Only a small fraction of adults with cancer (approximately 3 percent) are enrolled in clinical trials. The accrual figure may be slightly higher for patients with hematologic malignancies, but there is no question that accrual to clinical trials for hematologic cancers is suboptimal and a limiting factor in our ability to make progress. This problem is not limited to malignant hematology. Only a tiny fraction of patients with non-malignant hematologic disorders participate in clinical trials.
A recent report in The New York Times suggests patient reluctance to participate in trials represents a major factor in poor accrual.1 While there are some subjects who decline participation, too few patients are ever presented with an opportunity to participate in clinical trials. Clinical trials are expensive and time-consuming to run, and unless they are driven by a pharmaceutical company with a vested interest in the results, reimbursement rarely covers costs. Too many busy physicians, including hematologists, lack the time, resources, and incentives to open and enroll subjects in clinical trials.
Is there anything that can be done? The answer is “yes.” Many organizations, including the National Cancer Institute (NCI), are exploring the operational efficiency of clinical research by looking at multiple factors, including agreeing on contract clauses that commonly cause delays such as property rights and indemnification, tracking the status of protocols, and providing novel incentives based on performance and administrative efficiency. The goal of this important effort is to streamline the process at both the local and national levels. Additional efforts are geared toward strengthening clinical research training and mentorship, and identifying novel approaches to supporting physicians, particularly at major medical centers, who are committed to careers in clinical investigation. These are all worthwhile approaches.
One major issue that is the proverbial “elephant in the room” is the enormous regulatory burden associated with opening and running clinical trials and the resulting cost required to manage this burden. Internal Review Boards (IRBs) run by individual institutions have their own expectations and requirements; the preparation of paperwork for initial review, reporting of adverse events, and ongoing renewal of clinical trials takes an enormous administrative effort. The administrative burden is proportionally larger for multi-institutional trials. For rare disorders, the effort needed to open and maintain a trial may be rewarded, even at the largest medical centers, by accrual of only a handful of subjects each year. This burden is particularly concerning as multi-institutional studies are increasingly important. Even for more common disorders, larger studies are needed due to an increasing use of stratification and subset analysis of patients based on genetic analysis and other biomarkers.
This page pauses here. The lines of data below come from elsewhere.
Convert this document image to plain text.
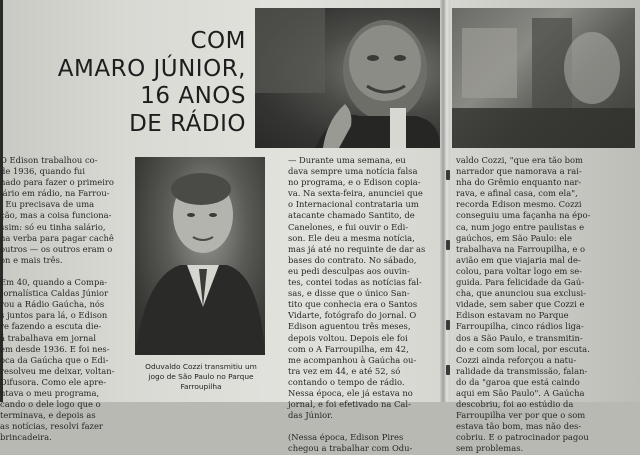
COM
AMARO JÚNIOR,
16 ANOS
DE RÁDIO
O Edison trabalhou co-
de 1936, quando fui
nado para fazer o primeiro
iário em rádio, na Farrou-
. Eu precisava de uma
ção, mas a coisa funciona-
ssim: só eu tinha salário,
na verba para pagar cachê
outros — os outros eram o
on e mais três.

Em 40, quando a Compa-
Jornalística Caldas Júnior
rou a Rádio Gaúcha, nós
s juntos para lá, o Edison
re fazendo a escuta die-
á trabalhava em jornal
em desde 1936. E foi nes-
oca da Gaúcha que o Edi-
resolveu me deixar, voltan-
Difusora. Como ele apre-
ntava o meu programa,
cando o dele logo que o
terminava, e depois as
as notícias, resolvi fazer
brincadeira.
Oduvaldo Cozzi transmitiu um
jogo de São Paulo no Parque
Farroupilha
— Durante uma semana, eu
dava sempre uma notícia falsa
no programa, e o Edison copia-
va. Na sexta-feira, anunciei que
o Internacional contrataria um
atacante chamado Santito, de
Canelones, e fui ouvir o Edi-
son. Ele deu a mesma notícia,
mas já até no requinte de dar as
bases do contrato. No sábado,
eu pedi desculpas aos ouvin-
tes, contei todas as notícias fal-
sas, e disse que o único San-
tito que conhecia era o Santos
Vidarte, fotógrafo do jornal. O
Edison aguentou três meses,
depois voltou. Depois ele foi
com o A Farroupilha, em 42,
me acompanhou à Gaúcha ou-
tra vez em 44, e até 52, só
contando o tempo de rádio.
Nessa época, ele já estava no
jornal, e foi efetivado na Cal-
das Júnior.

(Nessa época, Edison Pires
chegou a trabalhar com Odu-
valdo Cozzi, "que era tão bom
narrador que namorava a rai-
nha do Grêmio enquanto nar-
rava, e afinal casa, com ela",
recorda Edison mesmo. Cozzi
conseguiu uma façanha na épo-
ca, num jogo entre paulistas e
gaúchos, em São Paulo: ele
trabalhava na Farroupilha, e o
avião em que viajaria mal de-
colou, para voltar logo em se-
guida. Para felicidade da Gaú-
cha, que anunciou sua exclusi-
vidade, sem saber que Cozzi e
Edison estavam no Parque
Farroupilha, cinco rádios liga-
dos a São Paulo, e transmitin-
do e com som local, por escuta.
Cozzi ainda reforçou a natu-
ralidade da transmissão, falan-
do da "garoa que está caindo
aqui em São Paulo". A Gaúcha
descobriu, foi ao estúdio da
Farroupilha ver por que o som
estava tão bom, mas não des-
cobriu. E o patrocinador pagou
sem problemas.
Our current system involving local IRBs, as frustrating as it may be at times, was a thoughtful response to horrible human rights abuses of the past and has generally served well to protect the rights of subjects. There is absolutely no doubt that rigorous subject protection must be maintained. However, the current approach to protecting human subjects was developed in an era when multicenter studies were uncommon and communication and information technology were very different from what they are today.
An encouraging development is that we have made modest steps toward a national approach to reviewing and monitoring multicenter trials. Success in this regard will relieve local investigators, administrators, and IRBs of the immense and redundant administrative burden currently associated with multicenter studies. The national review and monitoring of multicenter clinical trials will, in turn, allow local investigators (and IRBs) to invest their time and effort in institutional studies.
Progress in this direction has been slow. A central IRB for NCI-supported cooperative group studies has been established, albeit with decidedly mixed results. Commercial IRBs, such as the Western IRB, now review many trials. The movement toward a national IRB for large multicenter studies is at the stage where more focused national dialogue is needed on issues such as legal and ethical accountability that are central to human subjects’ protection. As a community, we need to speak up about the need to decrease the redundant administrative burden associated with the current requirement that each institution’s IRB provide oversight of large multi-institutional studies, while emphasizing that any changes must be implemented in a way that allows the increased consistency of review to strengthen, not lessen, human subjects’ protection.
In summary, our future patients are depending on us to accelerate progress in hematology, and this requires redoubling our commitment to clinical research. Education of the public about the value of clinical trials needs to be enhanced, and physicians, including hematologists, must continue to invest time and effort in clinical research despite the challenges. We must continue to improve efficiency, support clinical research training, and identify additional sources of support for clinical investigators. We must do all of this, while also exploring rigorous but more efficient and less redundant ways of providing ethical oversight of human subjects research on which the future of hematology depends.